Communities through Time: Societal Continuity and Transformation in the Northern San Juan Region

Part of: Society for American Archaeology 80th Annual Meeting, San Francisco, CA (2015)

Decades of archaeological research in the northern San Juan region have yielded an abundant, rich, and complex body of data regarding the Pueblo occupation of the region, which was underway by 500 B.C. and continued until the complete depopulation of the region by Pueblo peoples late in the thirteenth century. During that occupation of this challenging landscape, communities formed and evolved, varying from clusters of family farmsteads to aggregated communities to large nucleated villages, with concomitant societal adaptations and innovations. These developments were key in enabling Pueblo farming families to survive for many centuries on this semi-arid landscape plagued with climatic variability and periodic drought. Myriad facets of Pueblo society and lifeways transformed in profound ways and then coalesced into a cohesive and enduring foundation for the centuries of Pueblo culture that followed in regions to the south.
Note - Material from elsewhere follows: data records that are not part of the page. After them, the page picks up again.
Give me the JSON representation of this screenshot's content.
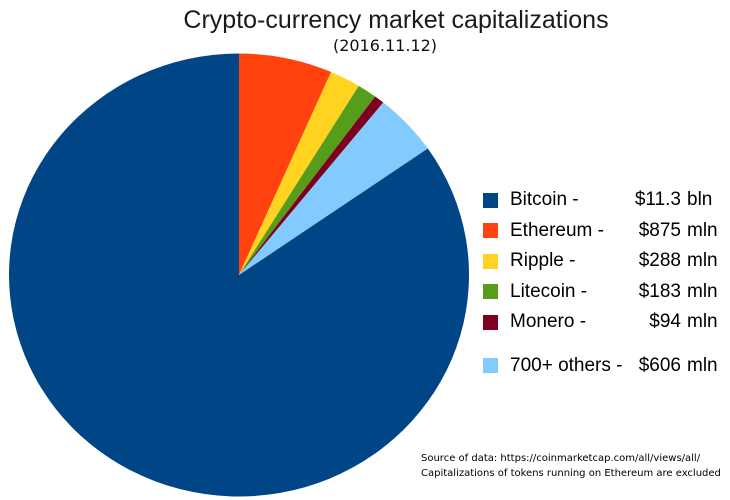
{
  "chart_data": {
    "type": "pie",
    "title": "Crypto-currency market capitalizations",
    "subtitle": "(2016.11.12)",
    "date": "2016.11.12",
    "legend_position": "right",
    "slices": [
      {
        "name": "Bitcoin",
        "legend_label": "Bitcoin -",
        "value_label": "$11.3",
        "unit": "bln",
        "market_cap_musd": 11300,
        "color": "#004586"
      },
      {
        "name": "Ethereum",
        "legend_label": "Ethereum -",
        "value_label": "$875",
        "unit": "mln",
        "market_cap_musd": 875,
        "color": "#FF420E"
      },
      {
        "name": "Ripple",
        "legend_label": "Ripple -",
        "value_label": "$288",
        "unit": "mln",
        "market_cap_musd": 288,
        "color": "#FFD320"
      },
      {
        "name": "Litecoin",
        "legend_label": "Litecoin -",
        "value_label": "$183",
        "unit": "mln",
        "market_cap_musd": 183,
        "color": "#579D1C"
      },
      {
        "name": "Monero",
        "legend_label": "Monero -",
        "value_label": "$94",
        "unit": "mln",
        "market_cap_musd": 94,
        "color": "#7E0021"
      },
      {
        "name": "700+ others",
        "legend_label": "700+ others -",
        "value_label": "$606",
        "unit": "mln",
        "market_cap_musd": 606,
        "color": "#83CAFF"
      }
    ],
    "draw_order_clockwise_from_top": [
      "Ethereum",
      "Ripple",
      "Litecoin",
      "Monero",
      "700+ others",
      "Bitcoin"
    ],
    "source_note": {
      "line1": "Source of data: https://coinmarketcap.com/all/views/all/",
      "line2": "Capitalizations of tokens running on Ethereum are excluded"
    }
  }
}
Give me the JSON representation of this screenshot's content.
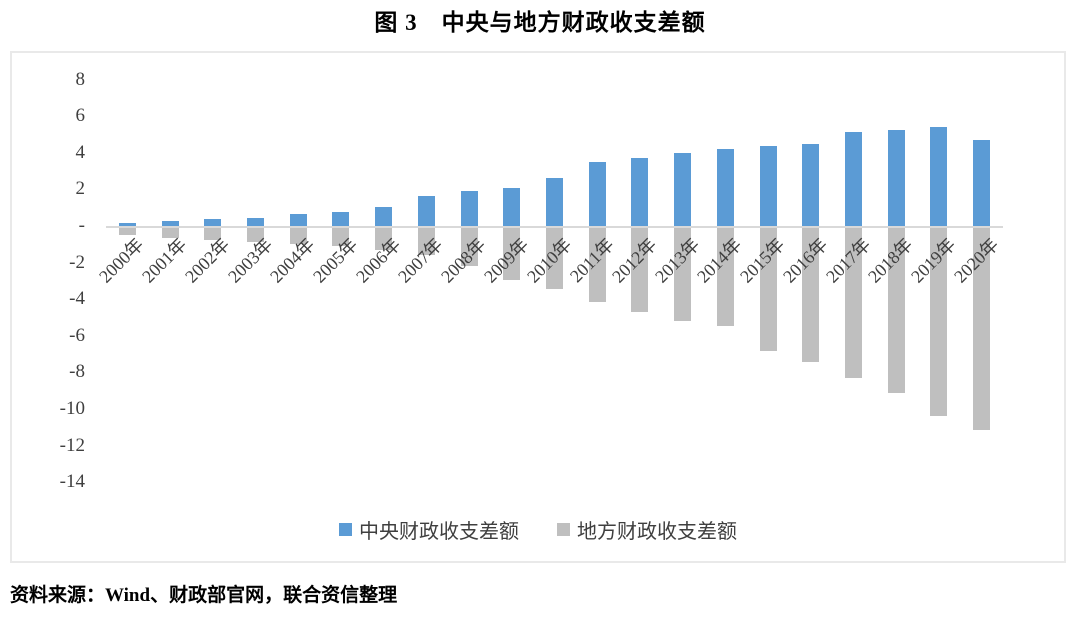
{
  "title": "图 3　中央与地方财政收支差额",
  "source_note": "资料来源：Wind、财政部官网，联合资信整理",
  "colors": {
    "central_series": "#5B9BD5",
    "local_series": "#BFBFBF",
    "axis_line": "#D9D9D9",
    "tick_text": "#3F3F3F",
    "frame_border": "#E9E9E9"
  },
  "chart_data": {
    "type": "bar",
    "title": "图 3　中央与地方财政收支差额",
    "categories": [
      "2000年",
      "2001年",
      "2002年",
      "2003年",
      "2004年",
      "2005年",
      "2006年",
      "2007年",
      "2008年",
      "2009年",
      "2010年",
      "2011年",
      "2012年",
      "2013年",
      "2014年",
      "2015年",
      "2016年",
      "2017年",
      "2018年",
      "2019年",
      "2020年"
    ],
    "series": [
      {
        "name": "中央财政收支差额",
        "color": "#5B9BD5",
        "values": [
          0.15,
          0.28,
          0.36,
          0.44,
          0.66,
          0.78,
          1.05,
          1.63,
          1.93,
          2.07,
          2.65,
          3.48,
          3.74,
          3.97,
          4.19,
          4.37,
          4.5,
          5.13,
          5.27,
          5.42,
          4.69
        ]
      },
      {
        "name": "地方财政收支差额",
        "color": "#BFBFBF",
        "values": [
          -0.4,
          -0.53,
          -0.68,
          -0.74,
          -0.87,
          -1.01,
          -1.21,
          -1.48,
          -2.06,
          -2.84,
          -3.33,
          -4.02,
          -4.61,
          -5.07,
          -5.33,
          -6.73,
          -7.31,
          -8.18,
          -9.03,
          -10.27,
          -11.04
        ]
      }
    ],
    "xlabel": "",
    "ylabel": "",
    "ylim": [
      -14,
      8
    ],
    "ytick_step": 2,
    "yticks": [
      {
        "value": 8,
        "label": "8"
      },
      {
        "value": 6,
        "label": "6"
      },
      {
        "value": 4,
        "label": "4"
      },
      {
        "value": 2,
        "label": "2"
      },
      {
        "value": 0,
        "label": "-"
      },
      {
        "value": -2,
        "label": "-2"
      },
      {
        "value": -4,
        "label": "-4"
      },
      {
        "value": -6,
        "label": "-6"
      },
      {
        "value": -8,
        "label": "-8"
      },
      {
        "value": -10,
        "label": "-10"
      },
      {
        "value": -12,
        "label": "-12"
      },
      {
        "value": -14,
        "label": "-14"
      }
    ],
    "grid": false,
    "legend_position": "bottom"
  }
}
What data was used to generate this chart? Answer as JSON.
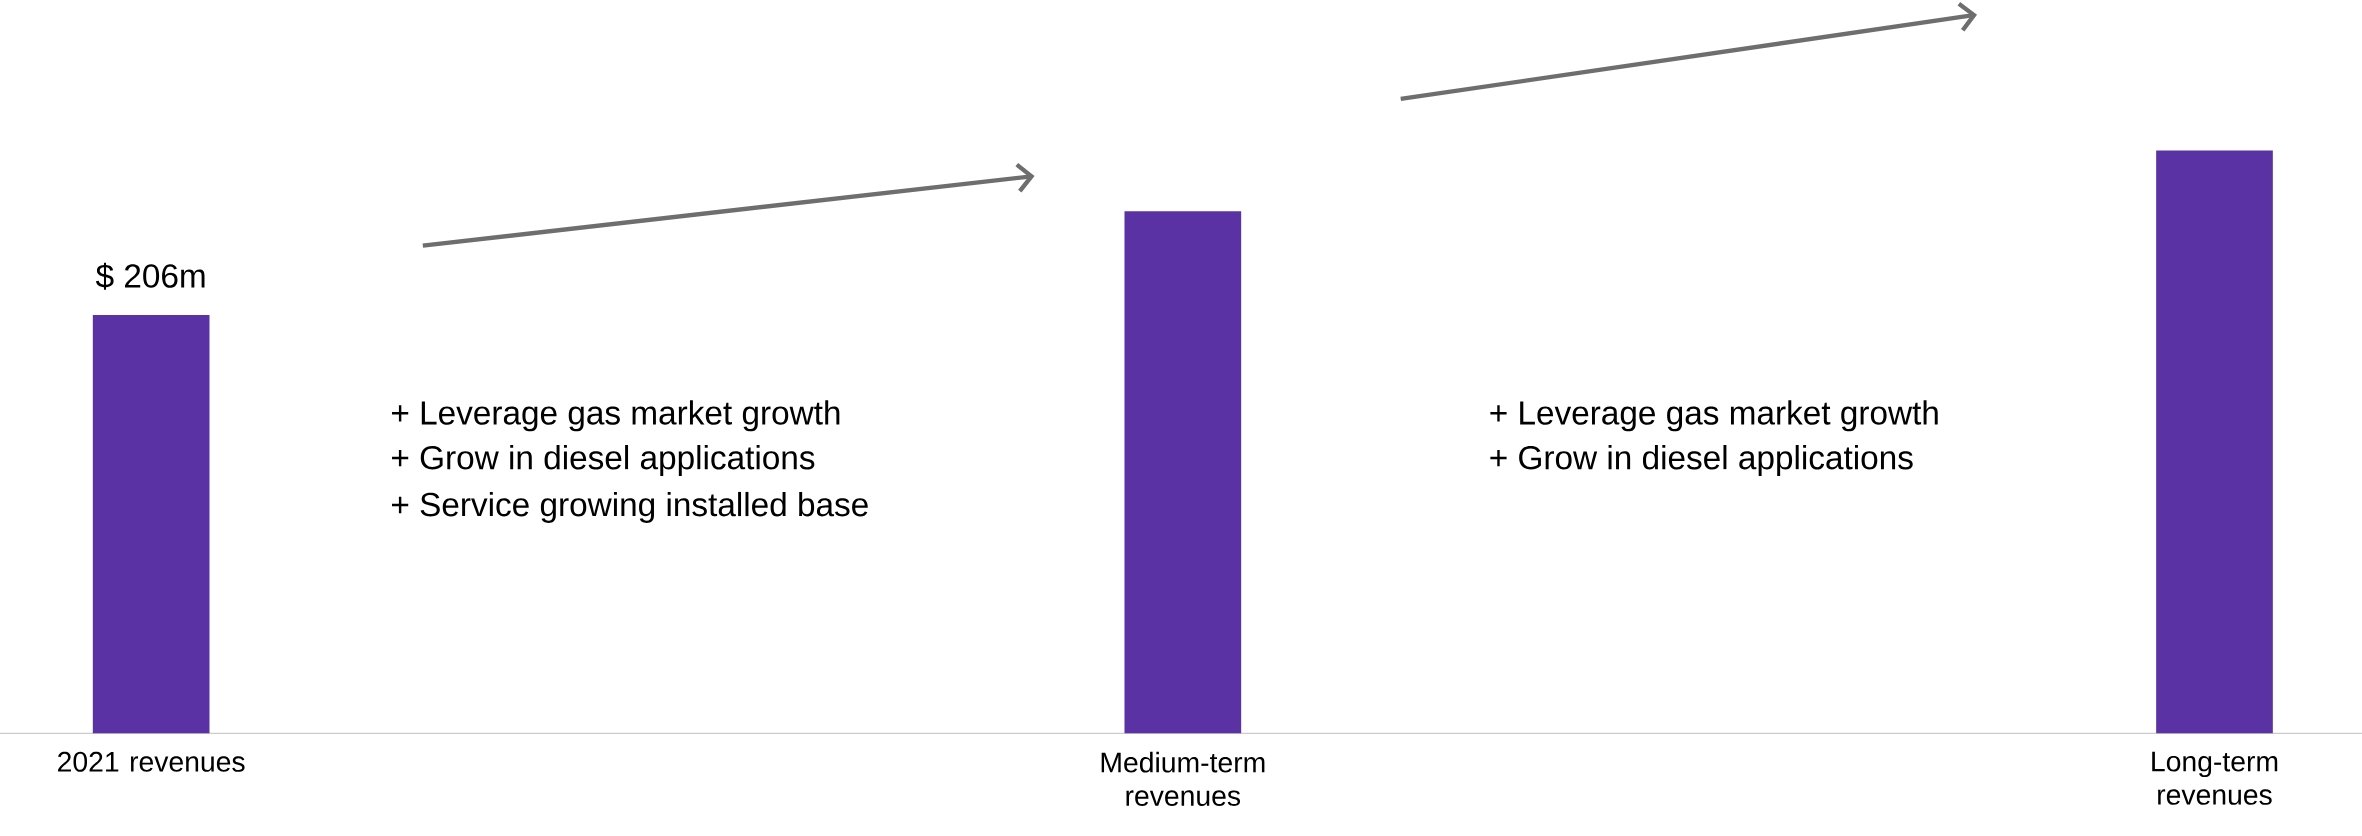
{
  "chart_data": {
    "type": "bar",
    "categories": [
      "2021 revenues",
      "Medium-term revenues",
      "Long-term revenues"
    ],
    "values": [
      206,
      257,
      287
    ],
    "value_labels": [
      "$ 206m",
      null,
      null
    ],
    "color": "#5a32a3",
    "annotations": [
      "+ Leverage gas market growth",
      "+ Grow in diesel applications",
      "+ Service growing installed base",
      "+ Leverage gas market growth",
      "+ Grow in diesel applications"
    ]
  }
}
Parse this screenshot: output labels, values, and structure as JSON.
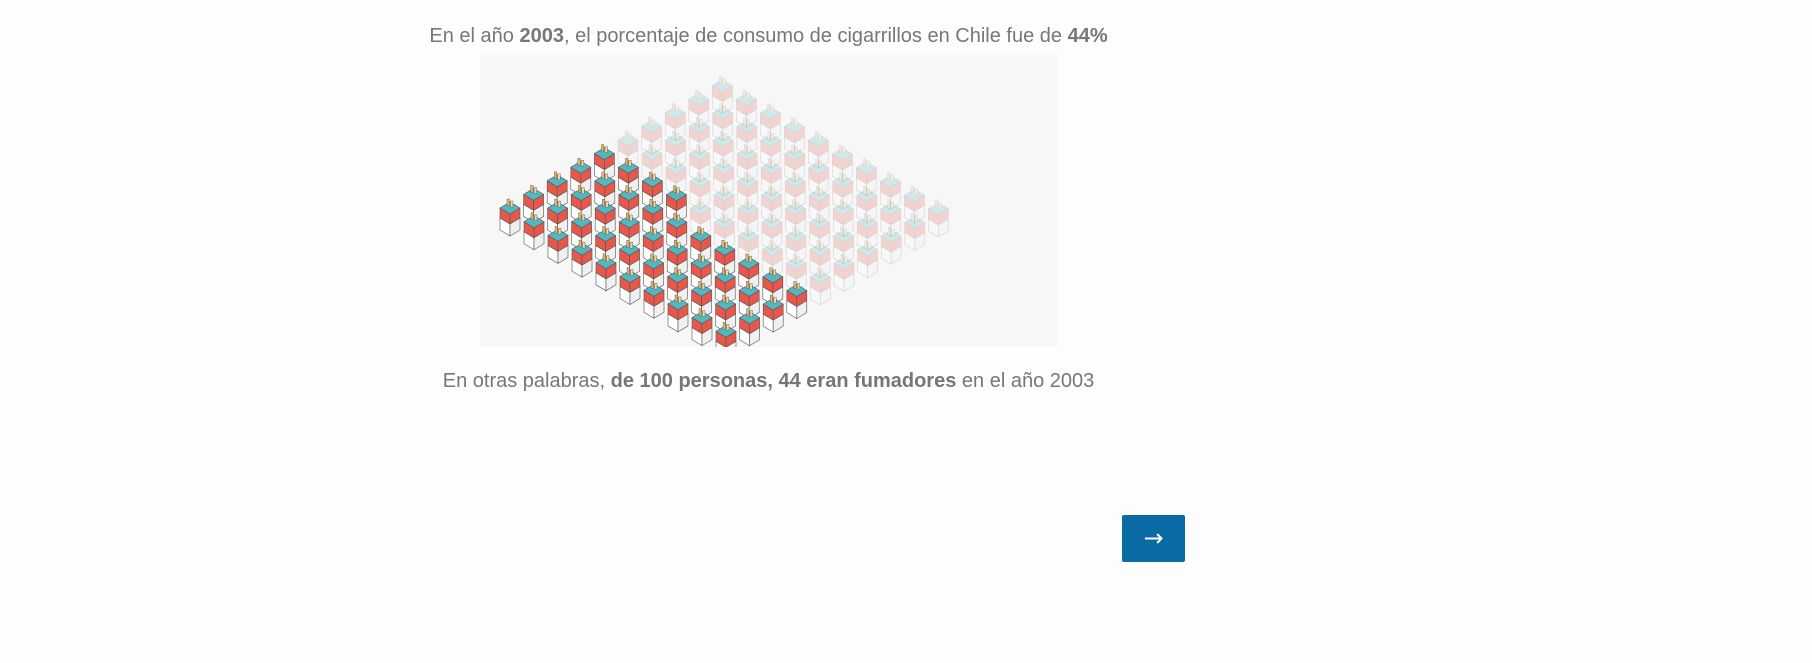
{
  "headline": {
    "prefix": "En el año ",
    "year": "2003",
    "middle": ", el porcentaje de consumo de cigarrillos en Chile fue de ",
    "percent": "44%"
  },
  "subline": {
    "prefix": "En otras palabras, ",
    "emphasis": "de 100 personas, 44 eran fumadores",
    "suffix": " en el año 2003"
  },
  "chart_data": {
    "type": "unit-icon-grid",
    "total": 100,
    "highlighted": 44,
    "unit_icon": "cigarette-pack-icon",
    "colors": {
      "highlighted": "#e8584a",
      "faded": "#f4d6d3",
      "accent": "#4fb8c4"
    }
  },
  "next_button": {
    "label": "→"
  },
  "colors": {
    "text": "#777777",
    "button_bg": "#0a6aa4",
    "panel_bg": "#f7f7f7"
  }
}
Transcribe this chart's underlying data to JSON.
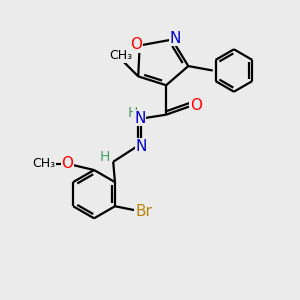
{
  "bg_color": "#ebebeb",
  "atom_colors": {
    "O": "#ff0000",
    "N": "#0000cd",
    "Br": "#b8860b",
    "C": "#000000",
    "H": "#4a9a6a"
  },
  "bond_color": "#000000",
  "bond_lw": 1.6
}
The papers in this session draw upon the rich body of empirical data for the northern San Juan region to produce diachronic syntheses that elucidate―within the context and setting of the community―long-term adaptation, transformation, and continuity in settlement patterning, subsistence systems, technologies, intra- and inter-regional interactions, regional chronology, and the increasing complexity of social, political, economic, and ritual systems.